The graph for goodness of fit depends on which type of response you use. The Actual by Predicted plot is for continuous responses, and the ROC Curve and Lift Curve are for categorical responses.
For continuous responses, the Actual by Predicted plot shows how well the model fits the data. Each leaf is predicted with its mean, so the x-coordinates are these means. The actual values form a scatter of points around each leaf mean. A diagonal line represents the locus of where predicted and actual values are the same. For a perfect fit, all the points would be on this diagonal. When validation is used, plots are shown for both the training and the validation sets. See Actual by Predicted Plots for Boston Housing Data.

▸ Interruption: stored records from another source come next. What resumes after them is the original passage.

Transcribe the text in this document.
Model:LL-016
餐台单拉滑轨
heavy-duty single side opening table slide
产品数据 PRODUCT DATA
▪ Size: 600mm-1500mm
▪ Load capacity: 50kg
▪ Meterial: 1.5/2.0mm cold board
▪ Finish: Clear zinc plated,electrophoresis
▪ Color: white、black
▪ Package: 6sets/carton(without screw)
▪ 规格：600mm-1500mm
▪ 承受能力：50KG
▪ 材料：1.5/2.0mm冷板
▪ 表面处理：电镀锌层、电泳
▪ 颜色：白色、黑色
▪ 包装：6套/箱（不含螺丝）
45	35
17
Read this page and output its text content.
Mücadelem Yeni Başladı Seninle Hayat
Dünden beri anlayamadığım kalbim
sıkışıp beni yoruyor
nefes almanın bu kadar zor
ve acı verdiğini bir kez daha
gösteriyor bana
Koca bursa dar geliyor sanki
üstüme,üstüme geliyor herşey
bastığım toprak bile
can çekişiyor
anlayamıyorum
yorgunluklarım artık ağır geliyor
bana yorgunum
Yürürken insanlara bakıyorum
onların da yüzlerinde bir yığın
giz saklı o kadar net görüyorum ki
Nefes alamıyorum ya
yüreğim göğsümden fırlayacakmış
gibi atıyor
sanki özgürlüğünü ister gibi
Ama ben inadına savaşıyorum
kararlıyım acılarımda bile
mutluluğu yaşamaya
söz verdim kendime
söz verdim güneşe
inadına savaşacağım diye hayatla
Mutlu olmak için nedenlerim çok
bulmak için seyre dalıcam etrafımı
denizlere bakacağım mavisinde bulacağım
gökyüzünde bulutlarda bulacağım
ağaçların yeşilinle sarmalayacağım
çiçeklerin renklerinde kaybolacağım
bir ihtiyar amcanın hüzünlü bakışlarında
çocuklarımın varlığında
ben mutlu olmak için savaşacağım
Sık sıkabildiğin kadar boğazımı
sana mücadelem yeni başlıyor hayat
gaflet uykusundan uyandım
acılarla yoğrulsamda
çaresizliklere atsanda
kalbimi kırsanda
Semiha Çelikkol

When you fit a Decision Tree, observations in a leaf have the same predicted value. If there are n leaves, then the Actual by Predicted plot shows at most n distinct predicted values. This gives the plot the appearance of having points arranged on vertical lines. Each of these lines corresponds to a predicted value for some leaf.
The ROC curve is for categorical responses. The classical definition of ROC curve involves the count of True Positives by False Positives as you accumulate the frequencies across a rank ordering. The True Positive y-axis is labeled “Sensitivity” and the False Positive X-axis is labeled “1-Specificity”. If you slide across the rank ordered predictor and classify everything to the left as positive and to the right as negative, this traces the trade-off across the predictor's values.
To generalize for polytomous cases (more than 2 response levels), Partition creates an ROC curve for each response level versus the other levels. If there are only two levels, one is the diagonal reflection of the other, representing the different curves based on which is regarded as the “positive” response level.
ROC curves are nothing more than a curve of the sorting efficiency of the model. The model rank-orders the fitted probabilities for a given Y-value. Starting at the lower left corner, the curve is drawn up when the row comes from that category and to the right when the Y is another category.
In the following picture, the Y axis shows the number of Ys where Y=1, and the X axis shows the number of Ys where Y=0.
If the model perfectly rank-orders the response values, then the sorted data has all the targeted values first, followed by all the other values. The curve moves all the way to the top before it moves at all to the right.
If the model does not predict well, it wanders more or less diagonally from the bottom left to top right.
In practice, the curve lifts off the diagonal. The area under the curve is the indicator of the goodness of fit, with 1 being a perfect fit.
If a partition contains a section that is all or almost all one response level, then the curve lifts almost vertically at the left for a while. This means that a sample is almost completely sensitive to detecting that level. If a partition contains none or almost none of a response level, the curve at the top crosses almost horizontally for a while. This means that there is a sample that is almost completely specific to not having that response level.
Because partitions contain clumps of rows with the same (that is tied) predicted rates, the curve actually goes slanted, rather than purely up or down.
For polytomous cases, you get to see which response categories lift off the diagonal the most. In the CarPoll example above, the European cars are being identified much less than the other two categories. The American's start out with the most sensitive response (Size(Large)) and the Japanese with the most negative specific (Size(Large)'s small share for Japanese).
A lift curve shows the same information as an ROC curve, but in a way to dramatize the richness of the ordering at the beginning. The Y-axis shows the ratio of how rich that portion of the population is in the chosen response level compared to the rate of that response level as a whole. For example, the top-rated 10% of fitted probabilities might have a 25% richness of the chosen response compared with 5% richness over the whole population. Then the lift curve goes through the X-coordinate of 0.10 at a Y-coordinate of 25% / 5%, or 5. All lift curves reach (1,1) at the right, as the population as a whole has the general response rate.
When the response rate for a category is very low anyway (for example, a direct mail response rate), the lift curve explains things with more detail than the ROC curve.